Clive Goodyear

Personal information
- Date of birth: 15 January 1961 (age 65)
- Place of birth: Lincoln, England
- Height: 6 ft 0 in (1.83 m)
- Position: Defender

Senior career*
- Years: Team / Apps / (Gls)
- Lincoln United
- 1979–1984: Luton Town / 90 / (4)
- 1984–1987: Plymouth Argyle / 106 / (5)
- 1987–1990: Wimbledon / 26 / (0)
- 1990–1991: Brentford / 10 / (0)
- 1991–1993: Ernest Borel
- Total:  / 242 / (9)

= Clive Goodyear =

English footballer

Clive Goodyear (born 15 January 1961) is an English former footballer who played as a defender. He made 232 appearances in the English Football League for Luton Town, Plymouth Argyle, Wimbledon and Brentford.
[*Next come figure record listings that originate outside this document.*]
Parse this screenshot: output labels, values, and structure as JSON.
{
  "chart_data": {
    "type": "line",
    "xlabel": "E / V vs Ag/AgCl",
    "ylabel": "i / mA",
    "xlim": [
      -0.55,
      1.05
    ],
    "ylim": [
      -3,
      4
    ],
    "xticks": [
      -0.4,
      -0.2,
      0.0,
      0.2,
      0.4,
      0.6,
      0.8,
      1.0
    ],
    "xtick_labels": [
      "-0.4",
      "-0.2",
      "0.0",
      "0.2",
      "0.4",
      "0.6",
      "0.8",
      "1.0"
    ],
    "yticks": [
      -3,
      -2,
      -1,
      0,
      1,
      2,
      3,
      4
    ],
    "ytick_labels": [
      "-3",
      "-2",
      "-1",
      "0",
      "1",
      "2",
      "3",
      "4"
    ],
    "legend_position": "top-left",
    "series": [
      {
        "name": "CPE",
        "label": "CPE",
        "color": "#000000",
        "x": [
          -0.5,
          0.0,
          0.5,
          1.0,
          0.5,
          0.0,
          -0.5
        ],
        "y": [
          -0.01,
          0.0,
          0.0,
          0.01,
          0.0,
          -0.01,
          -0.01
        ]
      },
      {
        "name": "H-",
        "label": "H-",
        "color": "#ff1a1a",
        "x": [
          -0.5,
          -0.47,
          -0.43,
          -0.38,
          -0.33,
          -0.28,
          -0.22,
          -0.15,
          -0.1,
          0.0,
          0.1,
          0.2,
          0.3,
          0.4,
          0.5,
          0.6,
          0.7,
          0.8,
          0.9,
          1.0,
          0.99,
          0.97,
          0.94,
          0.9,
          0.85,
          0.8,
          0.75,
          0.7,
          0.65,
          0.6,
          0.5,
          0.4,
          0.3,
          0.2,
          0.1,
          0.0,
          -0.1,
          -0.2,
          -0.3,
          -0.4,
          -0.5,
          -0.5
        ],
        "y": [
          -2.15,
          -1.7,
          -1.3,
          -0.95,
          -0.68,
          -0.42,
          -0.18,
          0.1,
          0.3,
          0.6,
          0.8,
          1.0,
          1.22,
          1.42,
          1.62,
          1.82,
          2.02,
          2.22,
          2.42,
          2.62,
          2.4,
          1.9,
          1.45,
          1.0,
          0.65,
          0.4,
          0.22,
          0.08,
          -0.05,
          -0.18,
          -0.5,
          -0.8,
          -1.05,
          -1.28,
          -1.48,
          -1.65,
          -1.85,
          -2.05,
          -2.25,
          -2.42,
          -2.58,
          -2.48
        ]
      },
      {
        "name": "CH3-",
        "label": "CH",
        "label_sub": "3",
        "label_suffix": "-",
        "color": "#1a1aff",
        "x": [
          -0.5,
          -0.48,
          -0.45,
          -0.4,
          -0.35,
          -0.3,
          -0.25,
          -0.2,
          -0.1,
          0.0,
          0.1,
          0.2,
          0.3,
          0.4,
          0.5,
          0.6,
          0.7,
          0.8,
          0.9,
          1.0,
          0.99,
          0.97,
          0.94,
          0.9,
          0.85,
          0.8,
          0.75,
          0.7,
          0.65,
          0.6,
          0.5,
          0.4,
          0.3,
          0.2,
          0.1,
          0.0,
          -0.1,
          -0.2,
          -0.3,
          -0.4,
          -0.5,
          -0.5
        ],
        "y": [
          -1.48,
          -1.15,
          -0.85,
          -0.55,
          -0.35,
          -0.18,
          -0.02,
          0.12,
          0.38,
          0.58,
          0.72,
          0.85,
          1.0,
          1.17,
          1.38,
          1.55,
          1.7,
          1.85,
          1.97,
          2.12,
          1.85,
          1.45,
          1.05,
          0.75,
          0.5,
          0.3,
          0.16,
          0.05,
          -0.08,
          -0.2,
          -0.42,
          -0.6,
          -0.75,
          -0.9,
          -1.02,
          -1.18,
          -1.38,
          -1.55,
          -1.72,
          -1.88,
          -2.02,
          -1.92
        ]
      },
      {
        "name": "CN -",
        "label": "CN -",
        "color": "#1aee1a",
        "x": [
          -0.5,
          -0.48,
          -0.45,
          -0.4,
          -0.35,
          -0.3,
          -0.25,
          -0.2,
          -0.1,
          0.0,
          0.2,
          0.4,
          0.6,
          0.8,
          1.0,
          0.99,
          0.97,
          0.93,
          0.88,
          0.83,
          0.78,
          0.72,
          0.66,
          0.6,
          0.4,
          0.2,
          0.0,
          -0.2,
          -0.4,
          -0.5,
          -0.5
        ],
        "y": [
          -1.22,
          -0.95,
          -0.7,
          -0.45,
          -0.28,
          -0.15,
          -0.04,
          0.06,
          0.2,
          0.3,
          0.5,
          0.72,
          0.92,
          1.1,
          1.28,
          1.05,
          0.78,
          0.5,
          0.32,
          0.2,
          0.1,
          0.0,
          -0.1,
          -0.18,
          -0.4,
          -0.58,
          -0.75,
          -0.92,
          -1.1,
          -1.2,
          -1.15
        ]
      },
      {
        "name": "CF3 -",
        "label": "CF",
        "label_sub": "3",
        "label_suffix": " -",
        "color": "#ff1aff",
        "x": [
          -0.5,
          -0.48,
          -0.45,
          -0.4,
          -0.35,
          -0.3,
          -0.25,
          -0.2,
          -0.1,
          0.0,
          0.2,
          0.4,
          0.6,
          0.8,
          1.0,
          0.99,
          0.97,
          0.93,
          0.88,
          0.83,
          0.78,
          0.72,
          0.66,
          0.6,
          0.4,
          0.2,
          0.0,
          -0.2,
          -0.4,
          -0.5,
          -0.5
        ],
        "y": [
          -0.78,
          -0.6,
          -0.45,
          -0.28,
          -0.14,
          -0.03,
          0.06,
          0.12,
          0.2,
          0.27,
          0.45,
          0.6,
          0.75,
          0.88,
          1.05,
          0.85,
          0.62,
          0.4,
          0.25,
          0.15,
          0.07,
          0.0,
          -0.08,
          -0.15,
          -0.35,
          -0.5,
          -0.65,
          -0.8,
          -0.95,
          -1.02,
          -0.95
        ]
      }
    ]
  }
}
Goodyear also played in the 1988 FA Cup final.

==Life and career==
He started his career at Luton Town, after five years with the Hatters moved to Plymouth Argyle, and after three seasons with Plymouth he moved to Wimbledon. In the 1988 FA Cup final, in which Wimbledon famously upset Liverpool 1–0, Goodyear was adjudged to have fouled John Aldridge, which gave Liverpool a controversial penalty. Aldridge took it, but Wimbledon goalkeeper Dave Beasant saved it.

Although being named in the squad for that Cup Final, he was not a regular in the side and only made 26 appearances in three years and was sold to Brentford, where he spent one season.

He finished his career in Hong Kong with Ernest Borel. After sustaining a major knee injury he began studying physiotherapy and returned to Luton Town as a physiotherapist in 1993. He was then a physio at Cardiff City and Chester City.